The investment plan connected specific programs to broader transformation:
- Affordable housing development to counter displacement and build community wealth
- Youth workforce programs with stipends up to $10,000 to create economic pathways
- Wellness hubs addressing health disparities rooted in environmental racism
- Cultural infrastructure like Liberation Park to preserve Black cultural presence
- Commercial corridor revitalization supporting Black-owned businesses

By connecting individual projects to systemic change and community wealth building, Rise East made clear this wasn't just development: it was reparative justice and economic transformation in a neighborhood that had been systematically disinvested for decades.
Frame your work for systemic impact by:
- Researching the historical context of disinvestment in your community
- Connecting current challenges to past policy decisions (redlining, urban renewal, etc.)
- Describing how your investments will reverse harmful patterns rather than just address symptoms
- Using language that emphasizes community wealth building and resident ownership
- Showing how individual programs connect to broader community transformation
Why This Approach Actually Works
Rise East succeeded because they combined authentic community power with strategic capital deployment. The 40-block target area contains Oakland's densest concentration of Black residents and bears visible legacy of redlining and underinvestment.
Rather than letting external developers impose solutions, Rise East gave residents control over both the narrative and the decisions about their neighborhood's future. This model proves that large-scale community investment is possible when organizations root their efforts in genuine community leadership.
The $100 million is now being distributed over five years with investment already underway: all shaped by resident priorities, not outside interests. Projects are launching based on the community-driven plan, creating the economic and cultural infrastructure that residents actually want.
Your Next Steps
These five steps aren't theoretical: they're the actual strategy Rise East used to secure transformational investment.

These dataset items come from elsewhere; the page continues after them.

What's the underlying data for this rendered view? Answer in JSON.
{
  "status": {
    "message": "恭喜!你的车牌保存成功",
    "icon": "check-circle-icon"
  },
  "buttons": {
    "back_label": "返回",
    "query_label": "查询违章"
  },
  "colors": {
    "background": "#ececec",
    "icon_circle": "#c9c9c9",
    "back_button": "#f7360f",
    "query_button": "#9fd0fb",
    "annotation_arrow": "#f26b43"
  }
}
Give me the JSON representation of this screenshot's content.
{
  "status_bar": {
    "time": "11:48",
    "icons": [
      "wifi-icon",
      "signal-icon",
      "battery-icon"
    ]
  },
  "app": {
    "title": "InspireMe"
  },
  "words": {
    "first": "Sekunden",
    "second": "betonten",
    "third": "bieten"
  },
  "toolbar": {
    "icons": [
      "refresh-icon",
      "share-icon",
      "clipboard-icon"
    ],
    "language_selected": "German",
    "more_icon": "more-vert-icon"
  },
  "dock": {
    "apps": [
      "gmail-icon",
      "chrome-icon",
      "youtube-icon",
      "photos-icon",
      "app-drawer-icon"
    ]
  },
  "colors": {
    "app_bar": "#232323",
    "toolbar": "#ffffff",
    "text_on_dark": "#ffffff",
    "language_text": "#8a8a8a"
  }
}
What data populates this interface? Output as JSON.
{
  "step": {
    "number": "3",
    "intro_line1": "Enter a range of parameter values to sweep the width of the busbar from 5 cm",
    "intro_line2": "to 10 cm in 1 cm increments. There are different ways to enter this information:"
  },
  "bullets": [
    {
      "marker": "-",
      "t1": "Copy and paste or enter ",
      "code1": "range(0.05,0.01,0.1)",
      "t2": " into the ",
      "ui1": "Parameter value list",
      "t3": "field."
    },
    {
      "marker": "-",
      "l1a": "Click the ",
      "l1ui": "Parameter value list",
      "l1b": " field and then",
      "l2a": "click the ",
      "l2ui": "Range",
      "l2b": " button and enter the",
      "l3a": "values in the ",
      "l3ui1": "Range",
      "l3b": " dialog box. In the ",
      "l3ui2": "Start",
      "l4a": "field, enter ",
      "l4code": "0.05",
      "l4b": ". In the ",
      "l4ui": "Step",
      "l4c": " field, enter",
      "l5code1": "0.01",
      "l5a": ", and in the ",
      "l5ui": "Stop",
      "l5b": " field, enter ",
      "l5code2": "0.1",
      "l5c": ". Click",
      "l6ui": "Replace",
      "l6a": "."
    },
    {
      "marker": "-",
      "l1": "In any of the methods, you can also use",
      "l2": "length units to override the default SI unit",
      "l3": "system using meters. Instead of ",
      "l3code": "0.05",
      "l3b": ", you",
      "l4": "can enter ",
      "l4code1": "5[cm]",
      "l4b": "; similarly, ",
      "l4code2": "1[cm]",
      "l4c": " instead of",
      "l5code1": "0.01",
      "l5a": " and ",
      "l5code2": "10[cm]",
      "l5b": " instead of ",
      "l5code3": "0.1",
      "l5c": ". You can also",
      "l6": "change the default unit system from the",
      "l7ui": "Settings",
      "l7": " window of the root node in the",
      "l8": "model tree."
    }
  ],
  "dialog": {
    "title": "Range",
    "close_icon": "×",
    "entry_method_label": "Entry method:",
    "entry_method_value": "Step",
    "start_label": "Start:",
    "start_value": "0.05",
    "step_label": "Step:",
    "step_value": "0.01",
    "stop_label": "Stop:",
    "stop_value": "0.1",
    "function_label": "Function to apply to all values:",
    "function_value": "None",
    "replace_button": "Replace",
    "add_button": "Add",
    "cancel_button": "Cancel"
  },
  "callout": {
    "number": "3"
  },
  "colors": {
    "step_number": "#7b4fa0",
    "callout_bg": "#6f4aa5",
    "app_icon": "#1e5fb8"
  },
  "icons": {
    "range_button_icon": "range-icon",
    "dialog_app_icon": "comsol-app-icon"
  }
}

Your community can adapt this approach regardless of your current capacity or funding level.
Start where you are:
- If you're working alone: Begin building coalition relationships with organizations that share your values
- If you have a small coalition: Focus on deepening resident engagement and developing your master plan
- If you have strong community support: Research challenge grant opportunities and begin mapping local funding sources
- If you have some funding: Use current resources to demonstrate impact and build credibility for larger asks
Remember, Rise East didn't happen overnight. This was years of relationship building, community organizing, and strategic planning that positioned them to take advantage of the Blue Meridian opportunity when it emerged.
The $100 million wasn't the goal: it was the tool. The real success is a Black community in East Oakland taking control of their neighborhood's development and creating lasting change on their own terms.
Your community has that same power. These five steps can help you unlock it.